Before we dive into natural language understanding, the theory, and its applications–it is important from a pedagogical perspective that we understand the historical trajectory of the ideas that led us there. While it would be interesting to go as far as back to Aristotle, we will skip ahead to what is considered the most important flashpoint in modern philosophy & science–referred to as the ‘linguistic turn’. It begins with our Wittgenstein, inspired by Gottlob Frege:
“The limits of my language mean the limits of my world. […]”
While this line is almost used to the point it has become a cliche in modern NLP research papers, Indeed Wittgenstein himself would go on later to re-write and almost rethink all of the ideas he posited in the original Tractatus–which is why the irony is sweet when you see his famous quote plastered on the beginning of most modern research papers; but it is undeniable that Wittgenstein’s first posit changed the face of philosophical debate, effectively ending the practice of continental philosophy, and the birth of the more ‘logical’ analytic philosophy. In our rush to understand reality, we had lost sight of the tool we were bound by during our examination and discourse–language itself.
Put simply, Wittgenstein asserts that every perception of the world is language bound, and is the ‘mediator’ between an ‘individual’ and their perceived ‘reality’. Building on Frege and this, contemporary philosophy of the times turned to numbers to seek the‘truth’ of things–formalizing the idea of ‘First Order Logic’, ‘predicate grammar’, or what linguists refer to as ‘formal semantics’. It is built on the fundamental axiom that a statement can be written in a formal notation where it can be true or false (but not in between).
Turing’s infamous paper on the Entscheidungsproblem built on this introduces the concept of a Turing machine and demonstrates that there are problems that are algorithmically unsolvable, which is exemplified by the halting problem. This is complemented by Gödel’s incompleteness theorem, which deals with the limitations of formal systems, showing that there are true statements within such systems that cannot be proven within those systems themselves:
“Any consistent formal system F within which a certain amount of elementary arithmetic can be carried out is incomplete; i.e. there are statements of the language of F which can neither be proved nor disproved in F.”

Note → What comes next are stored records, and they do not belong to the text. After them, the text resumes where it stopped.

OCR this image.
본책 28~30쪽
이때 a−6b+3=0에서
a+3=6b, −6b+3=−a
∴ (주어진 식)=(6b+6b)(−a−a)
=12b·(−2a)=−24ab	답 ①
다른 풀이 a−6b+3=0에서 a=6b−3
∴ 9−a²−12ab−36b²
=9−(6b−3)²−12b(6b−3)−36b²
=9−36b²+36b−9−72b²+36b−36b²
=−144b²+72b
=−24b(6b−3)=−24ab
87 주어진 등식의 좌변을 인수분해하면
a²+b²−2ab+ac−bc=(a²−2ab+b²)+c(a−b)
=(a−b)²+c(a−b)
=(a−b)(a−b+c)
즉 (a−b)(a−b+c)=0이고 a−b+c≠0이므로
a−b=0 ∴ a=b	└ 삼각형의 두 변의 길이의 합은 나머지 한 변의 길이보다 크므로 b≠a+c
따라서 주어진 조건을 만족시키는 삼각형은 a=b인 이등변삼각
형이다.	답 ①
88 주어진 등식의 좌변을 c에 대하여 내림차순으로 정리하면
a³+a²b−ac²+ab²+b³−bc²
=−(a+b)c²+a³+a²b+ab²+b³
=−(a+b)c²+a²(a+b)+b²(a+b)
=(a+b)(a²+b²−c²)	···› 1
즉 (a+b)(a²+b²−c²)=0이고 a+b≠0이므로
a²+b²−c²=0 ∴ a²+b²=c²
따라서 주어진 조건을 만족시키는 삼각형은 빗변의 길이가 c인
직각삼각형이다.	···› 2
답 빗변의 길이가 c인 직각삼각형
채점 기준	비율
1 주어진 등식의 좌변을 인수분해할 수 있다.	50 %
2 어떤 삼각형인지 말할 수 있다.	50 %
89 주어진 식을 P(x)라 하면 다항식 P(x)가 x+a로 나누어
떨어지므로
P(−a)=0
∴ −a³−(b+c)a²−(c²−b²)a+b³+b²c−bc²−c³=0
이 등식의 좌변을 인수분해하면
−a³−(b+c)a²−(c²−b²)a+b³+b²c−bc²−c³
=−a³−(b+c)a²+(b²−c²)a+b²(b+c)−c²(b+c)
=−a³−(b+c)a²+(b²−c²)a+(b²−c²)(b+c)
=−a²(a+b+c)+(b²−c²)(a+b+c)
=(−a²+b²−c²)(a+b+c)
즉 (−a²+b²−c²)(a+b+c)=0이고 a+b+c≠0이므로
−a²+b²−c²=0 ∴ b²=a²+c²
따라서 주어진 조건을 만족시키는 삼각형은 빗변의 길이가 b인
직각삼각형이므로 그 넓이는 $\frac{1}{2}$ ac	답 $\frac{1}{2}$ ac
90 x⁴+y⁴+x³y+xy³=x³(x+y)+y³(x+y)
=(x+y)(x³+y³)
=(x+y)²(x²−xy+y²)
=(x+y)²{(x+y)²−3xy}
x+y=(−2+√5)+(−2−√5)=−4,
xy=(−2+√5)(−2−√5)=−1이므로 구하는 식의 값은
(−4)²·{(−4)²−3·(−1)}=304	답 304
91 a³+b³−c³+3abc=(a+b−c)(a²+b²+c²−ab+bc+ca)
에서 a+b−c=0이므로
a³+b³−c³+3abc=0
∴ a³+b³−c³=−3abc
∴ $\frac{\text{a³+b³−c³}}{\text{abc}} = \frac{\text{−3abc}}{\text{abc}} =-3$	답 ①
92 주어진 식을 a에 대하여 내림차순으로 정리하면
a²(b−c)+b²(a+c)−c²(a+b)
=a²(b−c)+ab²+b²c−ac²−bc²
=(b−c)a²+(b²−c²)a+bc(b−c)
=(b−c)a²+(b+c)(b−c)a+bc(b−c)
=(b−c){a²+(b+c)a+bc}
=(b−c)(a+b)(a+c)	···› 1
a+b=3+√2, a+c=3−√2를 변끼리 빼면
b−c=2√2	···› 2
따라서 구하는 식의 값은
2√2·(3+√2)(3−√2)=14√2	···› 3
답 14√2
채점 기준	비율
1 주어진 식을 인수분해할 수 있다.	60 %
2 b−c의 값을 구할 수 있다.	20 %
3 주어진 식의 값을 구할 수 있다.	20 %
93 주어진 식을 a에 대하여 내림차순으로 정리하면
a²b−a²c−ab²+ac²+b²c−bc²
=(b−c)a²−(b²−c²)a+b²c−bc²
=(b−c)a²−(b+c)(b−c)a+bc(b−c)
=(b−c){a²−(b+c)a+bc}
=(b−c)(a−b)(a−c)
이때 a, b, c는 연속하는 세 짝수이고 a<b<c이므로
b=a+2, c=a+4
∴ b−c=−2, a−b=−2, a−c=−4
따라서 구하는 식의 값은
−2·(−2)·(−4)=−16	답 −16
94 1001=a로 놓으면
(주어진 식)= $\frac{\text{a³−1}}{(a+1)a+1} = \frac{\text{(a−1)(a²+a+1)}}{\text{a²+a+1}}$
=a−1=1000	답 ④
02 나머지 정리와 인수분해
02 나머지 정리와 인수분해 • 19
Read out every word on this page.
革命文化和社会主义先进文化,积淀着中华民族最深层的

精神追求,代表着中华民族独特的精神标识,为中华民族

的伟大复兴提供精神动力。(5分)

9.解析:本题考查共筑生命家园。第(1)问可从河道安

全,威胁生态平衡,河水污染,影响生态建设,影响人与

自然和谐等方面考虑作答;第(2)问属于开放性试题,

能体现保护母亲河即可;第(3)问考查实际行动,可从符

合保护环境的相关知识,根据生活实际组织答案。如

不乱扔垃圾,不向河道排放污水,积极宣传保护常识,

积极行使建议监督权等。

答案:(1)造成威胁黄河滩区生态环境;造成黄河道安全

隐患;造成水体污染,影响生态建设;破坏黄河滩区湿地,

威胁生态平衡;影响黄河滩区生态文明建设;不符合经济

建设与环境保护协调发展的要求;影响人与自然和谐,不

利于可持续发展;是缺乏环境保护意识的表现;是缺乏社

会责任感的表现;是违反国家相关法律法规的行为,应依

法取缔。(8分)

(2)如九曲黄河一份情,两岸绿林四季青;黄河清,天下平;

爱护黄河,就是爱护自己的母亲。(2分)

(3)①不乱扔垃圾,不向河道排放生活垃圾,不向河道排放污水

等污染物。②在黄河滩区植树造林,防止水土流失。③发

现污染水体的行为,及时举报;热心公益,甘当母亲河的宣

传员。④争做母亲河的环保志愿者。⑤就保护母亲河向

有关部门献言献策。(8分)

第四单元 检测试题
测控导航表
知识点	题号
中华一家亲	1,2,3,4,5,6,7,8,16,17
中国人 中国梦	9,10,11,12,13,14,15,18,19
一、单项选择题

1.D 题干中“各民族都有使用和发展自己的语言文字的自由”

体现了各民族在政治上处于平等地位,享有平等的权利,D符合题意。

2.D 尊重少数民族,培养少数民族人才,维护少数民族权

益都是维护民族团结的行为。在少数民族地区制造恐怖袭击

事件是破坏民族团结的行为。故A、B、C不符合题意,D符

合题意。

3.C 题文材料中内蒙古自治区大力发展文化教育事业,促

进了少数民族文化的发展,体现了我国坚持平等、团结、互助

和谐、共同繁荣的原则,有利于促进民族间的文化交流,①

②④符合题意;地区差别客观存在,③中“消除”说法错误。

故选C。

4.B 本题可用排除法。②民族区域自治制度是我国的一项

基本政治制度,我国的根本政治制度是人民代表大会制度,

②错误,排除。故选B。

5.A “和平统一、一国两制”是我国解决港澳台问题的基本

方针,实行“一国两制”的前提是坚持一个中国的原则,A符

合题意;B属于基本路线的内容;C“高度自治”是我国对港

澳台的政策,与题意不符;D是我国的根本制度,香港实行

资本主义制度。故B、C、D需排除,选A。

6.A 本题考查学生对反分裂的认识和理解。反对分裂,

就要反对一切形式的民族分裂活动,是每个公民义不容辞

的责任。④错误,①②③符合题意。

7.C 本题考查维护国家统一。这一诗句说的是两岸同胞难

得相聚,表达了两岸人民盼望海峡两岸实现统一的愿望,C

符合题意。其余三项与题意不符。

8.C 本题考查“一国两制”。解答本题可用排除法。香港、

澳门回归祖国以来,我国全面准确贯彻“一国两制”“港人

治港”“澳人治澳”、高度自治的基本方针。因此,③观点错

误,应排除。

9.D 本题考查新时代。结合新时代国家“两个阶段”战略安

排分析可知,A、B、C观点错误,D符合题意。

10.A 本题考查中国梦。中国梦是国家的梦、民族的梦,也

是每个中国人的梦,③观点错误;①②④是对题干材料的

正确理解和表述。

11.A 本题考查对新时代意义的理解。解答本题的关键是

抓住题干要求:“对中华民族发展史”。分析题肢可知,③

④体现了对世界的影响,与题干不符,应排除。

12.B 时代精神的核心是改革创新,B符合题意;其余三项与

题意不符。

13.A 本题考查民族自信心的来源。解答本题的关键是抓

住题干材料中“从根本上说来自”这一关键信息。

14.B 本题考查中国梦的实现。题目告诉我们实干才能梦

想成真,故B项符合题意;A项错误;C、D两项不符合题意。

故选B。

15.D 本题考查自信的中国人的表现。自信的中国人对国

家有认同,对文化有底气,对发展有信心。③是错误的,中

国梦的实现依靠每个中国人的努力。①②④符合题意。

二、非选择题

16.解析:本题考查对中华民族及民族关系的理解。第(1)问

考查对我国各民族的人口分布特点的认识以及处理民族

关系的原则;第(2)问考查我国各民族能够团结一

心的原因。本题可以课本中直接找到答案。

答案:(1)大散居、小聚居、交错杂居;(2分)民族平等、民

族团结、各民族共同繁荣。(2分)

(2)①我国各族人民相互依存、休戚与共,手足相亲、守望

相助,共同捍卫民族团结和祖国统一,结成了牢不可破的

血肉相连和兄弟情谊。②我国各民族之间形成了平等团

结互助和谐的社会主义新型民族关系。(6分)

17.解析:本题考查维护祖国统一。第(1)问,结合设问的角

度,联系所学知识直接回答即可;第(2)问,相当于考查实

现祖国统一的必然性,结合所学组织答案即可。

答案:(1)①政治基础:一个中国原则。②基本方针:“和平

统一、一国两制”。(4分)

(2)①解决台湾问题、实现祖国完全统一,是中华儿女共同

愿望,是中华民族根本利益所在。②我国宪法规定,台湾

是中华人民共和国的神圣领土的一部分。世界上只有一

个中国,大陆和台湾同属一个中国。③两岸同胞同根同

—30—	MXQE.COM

Godel posists that there exists a statement within any consistent formal system that is true but cannot be proven within that system–a paradox. Together Turing and Godel laid the foundations for building the modern computer. Further down the line, another paradox emerged in the 1960s that complemented the above but was less concerned with logic, and more with language and symbols in themselves. Building on theories of the Swiss linguist Ferdinand de Saussure, Derrida wrote “Il n’y a pas de hors-texte”; “There is no outside-text” and coined the term différance as: ”[…] the movement of differences that produce meaning,”
Derrida posits that meaning does not exist as a fixed entity but rather emerges through the continuous play of differences. In this sense, meaning is a dynamic process, constantly shifting and evolving. Through the movement of differences, both within and between texts, concepts, and languages, new significations and interpretations are generated. It is in this perpetual interplay of differences that the richness and plurality of meaning unfold, challenging any fixed or singular interpretations. Derrida’s quote emphasizes the importance of recognizing the inherent multiplicity and fluidity within language and how it contributes to the construction of meaning. In summary, that meaning is a flux between difference and an act of deferring. To help ponder, consider its indirect but analogous nature to the wave-particle duality in quantum theory. To take a step back though, let us consider a different passage from Derrida:
“Nevertheless, the center also closes off the play which it opens up and makes possible. As center, it is the point at which the substitution of contents, elements, or terms is no longer possible. At the center, the permutation of the transformation of elements (which may of course be structures enclosed within a structure) is forbidden. At least this permutation has always remained interdicted (and I am using this word deliberately). Thus it has always been thought that the center, which is by definition unique, constitutes that very thing within a structure which while governing the structure, escapes structurality. This is why classical thought concerning structure could say that the center is, paradoxically, within the structure and outside it. The center is at the center of the totality, and yet, since the center does not belong to the totality (is not part of the totality), the totality has its center elsewhere. The center is not the center.”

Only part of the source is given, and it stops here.